There are plenty of flights only to Sydney and back for just under 1000€ which is about what we spend on our main family holiday now, so definitely possible for a lot of people after dependant children have flown the best and school holiday family holiday money can be repurposed.

Far more difficult for people on low incomes or with a SN adult child still at home to take into account (to pay a fare for or find respite care, neither of which may be realistic) obviously.

rightsaidfrederickII · 16/01/2018 11:13

DF has been telling me I skills for years as the country is going downhill and there's no future here (a belief he's held since the days of Thatcher, justifiably strengthened by Brexit)

mumeeee · 16/01/2018 11:14

I would be sad but happy for them.
My daughter and SIL moved to Switzerland last year and I was very upset but that's a lot easier to get to then Australia

Deshasafraisy · 16/01/2018 11:15

Devastated, delighted, envious, proud, worried, all the feels.
I’d want to go too!

Llangollen · 16/01/2018 11:15

just randomly looked at tickets for 2 adults from London to Sydney.
I spend a lot more than that on a holiday in the UK for a week, let alone 2.

If you organise yourself well, it's really possible to visit often enough. Kids will understand that you can't be as generous with gifts and help when you pay for tickets, but that's all

To ask how you would feel if your adult child decided to emigrate to Oz or NZ
Oblomov18 · 16/01/2018 11:16

I would miss them terribly, but be thrilled.

beingsunny · 16/01/2018 11:16

I'm that child, you need to be supportive and visit when you can

CheapSausagesAndSpam · 16/01/2018 11:16

I am that child.

Before I moved, I spoke honestly to myself about how I'd feel if my children move abroad one day and I can honestly say that whilst I'd be missing them TERRIBLY and would rather they didn;t, I'd also be proud of them and if they were happy, so would I be.

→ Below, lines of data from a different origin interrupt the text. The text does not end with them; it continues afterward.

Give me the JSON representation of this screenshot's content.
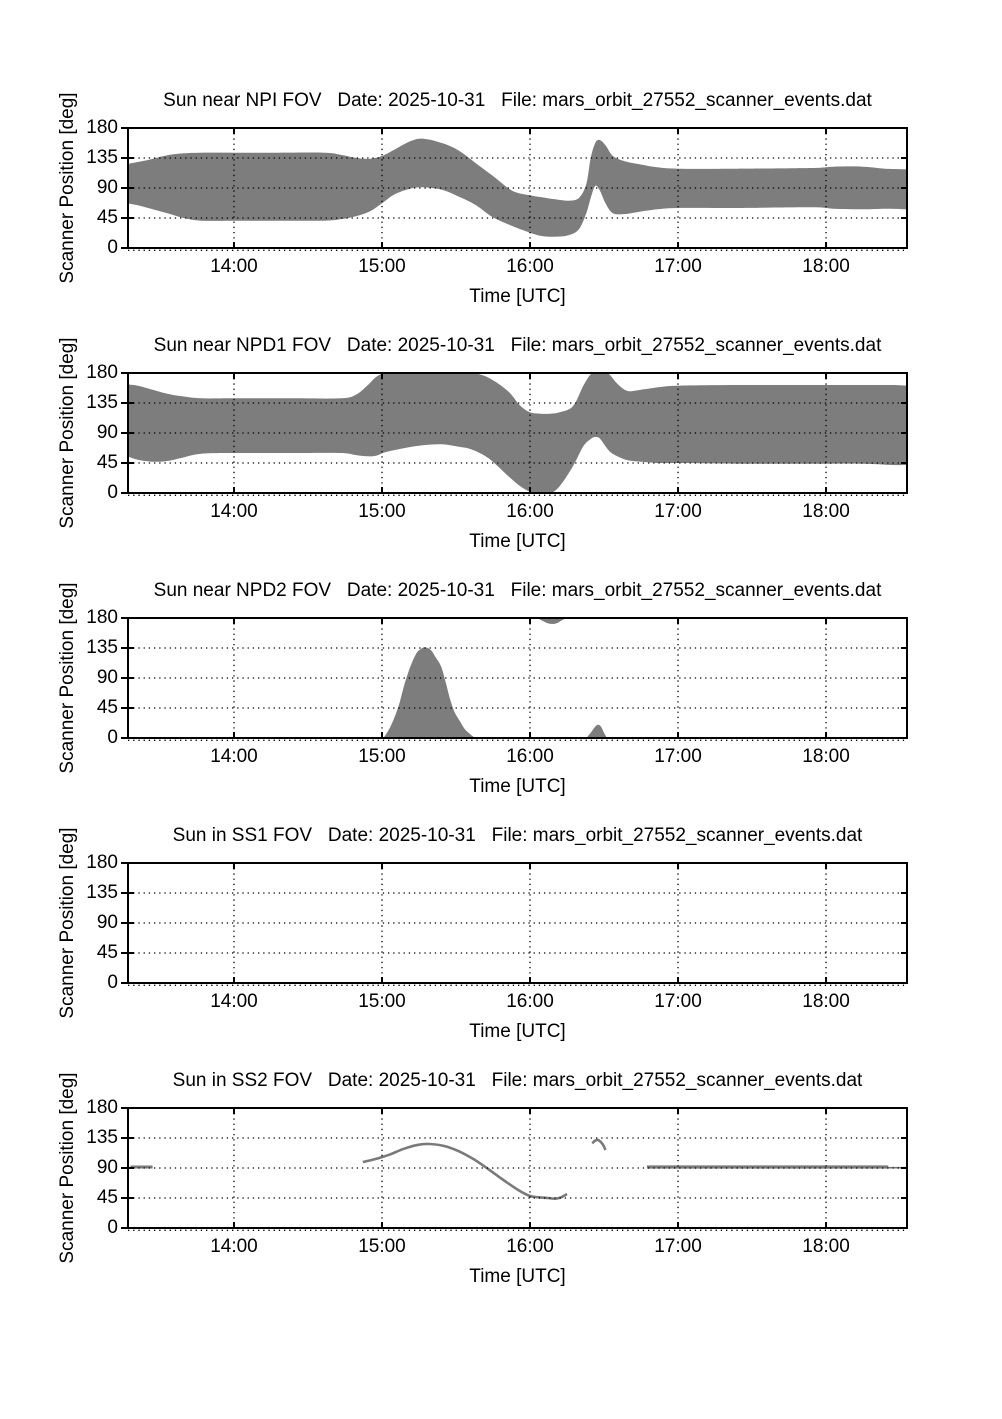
{
  "figure": {
    "background": "#ffffff",
    "ylabel": "Scanner Position [deg]",
    "xlabel": "Time [UTC]",
    "ytick_labels": [
      "0",
      "45",
      "90",
      "135",
      "180"
    ],
    "ytick_values": [
      0,
      45,
      90,
      135,
      180
    ],
    "xtick_labels": [
      "14:00",
      "15:00",
      "16:00",
      "17:00",
      "18:00"
    ],
    "xtick_values": [
      14,
      15,
      16,
      17,
      18
    ],
    "xlim": [
      13.284,
      18.547
    ],
    "ylim": [
      0,
      180
    ],
    "grid": "dotted",
    "colors": {
      "band_fill": "#7d7d7d",
      "curve": "#7a7a7a",
      "axis": "#000000",
      "grid_dots": "#000000",
      "text": "#000000",
      "background": "#ffffff"
    }
  },
  "chart_data": [
    {
      "type": "band",
      "title": "Sun near NPI FOV   Date: 2025-10-31   File: mars_orbit_27552_scanner_events.dat",
      "instrument": "NPI",
      "date": "2025-10-31",
      "file": "mars_orbit_27552_scanner_events.dat",
      "series": [
        {
          "name": "sun-near-fov-band",
          "type": "band",
          "t": [
            13.28,
            13.35,
            13.42,
            13.55,
            13.66,
            13.78,
            14.0,
            14.3,
            14.61,
            14.72,
            14.83,
            14.92,
            15.0,
            15.08,
            15.19,
            15.28,
            15.41,
            15.52,
            15.63,
            15.75,
            15.88,
            16.0,
            16.08,
            16.17,
            16.26,
            16.33,
            16.38,
            16.41,
            16.44,
            16.47,
            16.51,
            16.56,
            16.64,
            16.73,
            16.86,
            17.0,
            17.4,
            17.9,
            18.05,
            18.25,
            18.4,
            18.55
          ],
          "upper": [
            126,
            129,
            132,
            139,
            142,
            143,
            143,
            143,
            143,
            140,
            135,
            134,
            138,
            147,
            160,
            164,
            157,
            146,
            128,
            108,
            86,
            79,
            76,
            73,
            71,
            75,
            96,
            135,
            157,
            162,
            154,
            138,
            130,
            126,
            121,
            119,
            119,
            120,
            122,
            122,
            119,
            118
          ],
          "lower": [
            67,
            64,
            60,
            52,
            45,
            41,
            41,
            41,
            41,
            43,
            48,
            55,
            67,
            80,
            89,
            91,
            87,
            77,
            65,
            46,
            33,
            23,
            18,
            17,
            19,
            28,
            52,
            75,
            93,
            87,
            67,
            52,
            51,
            54,
            58,
            60,
            60,
            61,
            59,
            58,
            59,
            58
          ]
        }
      ]
    },
    {
      "type": "band",
      "title": "Sun near NPD1 FOV   Date: 2025-10-31   File: mars_orbit_27552_scanner_events.dat",
      "instrument": "NPD1",
      "date": "2025-10-31",
      "file": "mars_orbit_27552_scanner_events.dat",
      "series": [
        {
          "name": "sun-near-fov-band",
          "type": "band",
          "t": [
            13.28,
            13.35,
            13.45,
            13.55,
            13.65,
            13.78,
            14.0,
            14.4,
            14.72,
            14.82,
            14.9,
            14.96,
            15.02,
            15.12,
            15.25,
            15.4,
            15.5,
            15.61,
            15.72,
            15.85,
            15.93,
            16.0,
            16.07,
            16.14,
            16.2,
            16.29,
            16.36,
            16.41,
            16.44,
            16.47,
            16.51,
            16.54,
            16.59,
            16.66,
            16.75,
            16.88,
            17.0,
            17.4,
            17.9,
            18.25,
            18.45,
            18.55
          ],
          "upper": [
            163,
            161,
            155,
            149,
            145,
            142,
            142,
            142,
            142,
            147,
            161,
            174,
            180,
            180,
            180,
            180,
            180,
            180,
            173,
            153,
            132,
            121,
            119,
            119,
            121,
            130,
            161,
            178,
            180,
            180,
            180,
            177,
            164,
            153,
            155,
            159,
            161,
            162,
            162,
            162,
            162,
            161
          ],
          "lower": [
            55,
            50,
            47,
            48,
            53,
            59,
            60,
            60,
            60,
            57,
            55,
            56,
            61,
            66,
            71,
            73,
            70,
            65,
            52,
            26,
            11,
            2,
            0,
            0,
            10,
            40,
            70,
            81,
            84,
            82,
            70,
            62,
            55,
            49,
            47,
            45,
            45,
            44,
            44,
            44,
            42,
            42
          ]
        }
      ]
    },
    {
      "type": "area",
      "title": "Sun near NPD2 FOV   Date: 2025-10-31   File: mars_orbit_27552_scanner_events.dat",
      "instrument": "NPD2",
      "date": "2025-10-31",
      "file": "mars_orbit_27552_scanner_events.dat",
      "series": [
        {
          "name": "sun-near-fov-peak",
          "type": "area",
          "t": [
            15.01,
            15.05,
            15.09,
            15.12,
            15.15,
            15.19,
            15.23,
            15.26,
            15.29,
            15.33,
            15.36,
            15.4,
            15.43,
            15.46,
            15.49,
            15.53,
            15.56,
            15.6,
            15.63
          ],
          "v": [
            0,
            14,
            34,
            54,
            79,
            106,
            126,
            133,
            136,
            132,
            122,
            107,
            84,
            58,
            39,
            24,
            13,
            5,
            0
          ]
        },
        {
          "name": "sun-near-fov-top-pocket",
          "type": "top_pocket",
          "t": [
            16.05,
            16.09,
            16.12,
            16.15,
            16.18,
            16.21,
            16.25
          ],
          "lower": [
            180,
            175,
            172,
            171,
            172,
            176,
            180
          ]
        },
        {
          "name": "sun-near-fov-bump",
          "type": "area",
          "t": [
            16.38,
            16.41,
            16.44,
            16.46,
            16.48,
            16.5,
            16.52
          ],
          "v": [
            0,
            8,
            17,
            20,
            17,
            8,
            0
          ]
        }
      ]
    },
    {
      "type": "line",
      "title": "Sun in SS1 FOV   Date: 2025-10-31   File: mars_orbit_27552_scanner_events.dat",
      "instrument": "SS1",
      "date": "2025-10-31",
      "file": "mars_orbit_27552_scanner_events.dat",
      "series": []
    },
    {
      "type": "line",
      "title": "Sun in SS2 FOV   Date: 2025-10-31   File: mars_orbit_27552_scanner_events.dat",
      "instrument": "SS2",
      "date": "2025-10-31",
      "file": "mars_orbit_27552_scanner_events.dat",
      "series": [
        {
          "name": "sun-in-fov-track-1",
          "type": "line",
          "width": 3.0,
          "points": [
            [
              13.3,
              91.5
            ],
            [
              13.45,
              91.5
            ]
          ]
        },
        {
          "name": "sun-in-fov-track-2",
          "type": "line",
          "width": 2.6,
          "points": [
            [
              14.87,
              99
            ],
            [
              14.95,
              103
            ],
            [
              15.05,
              110
            ],
            [
              15.15,
              119
            ],
            [
              15.25,
              125
            ],
            [
              15.32,
              126
            ],
            [
              15.42,
              123
            ],
            [
              15.52,
              115
            ],
            [
              15.62,
              103
            ],
            [
              15.72,
              88
            ],
            [
              15.82,
              72
            ],
            [
              15.92,
              57
            ],
            [
              16.0,
              48
            ],
            [
              16.06,
              46
            ],
            [
              16.12,
              45
            ],
            [
              16.17,
              44
            ],
            [
              16.21,
              46
            ],
            [
              16.25,
              51
            ]
          ]
        },
        {
          "name": "sun-in-fov-track-3",
          "type": "line",
          "width": 2.6,
          "points": [
            [
              16.42,
              127
            ],
            [
              16.44,
              131
            ],
            [
              16.46,
              132
            ],
            [
              16.49,
              126
            ],
            [
              16.51,
              117
            ]
          ]
        },
        {
          "name": "sun-in-fov-track-4",
          "type": "line",
          "width": 3.2,
          "points": [
            [
              16.79,
              91.5
            ],
            [
              18.42,
              91.5
            ]
          ]
        },
        {
          "name": "sun-in-fov-track-5",
          "type": "line",
          "width": 1.6,
          "points": [
            [
              18.42,
              90.5
            ],
            [
              18.54,
              90.5
            ]
          ]
        }
      ]
    }
  ]
}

notacooldad · 16/01/2018 11:17

One of my kids is setting out his career so that he has a good chance of gaining employment in OZ. He loves it there.
I've told him to get aim for a fantastic job so that he can support me and DP to be with him!
I am not devastated by the prospect. I see more of my Ozzie relatives than my immediate family ( who I have no issues with and they live an hours drive away!

FlakeBook · 16/01/2018 11:17

I would be heartbroken. But I didn't have children to limit their experiences or for them to live their lives around me. I would also be proud that they were so brave and independent. I'don't also be hoping they would come back in a few years!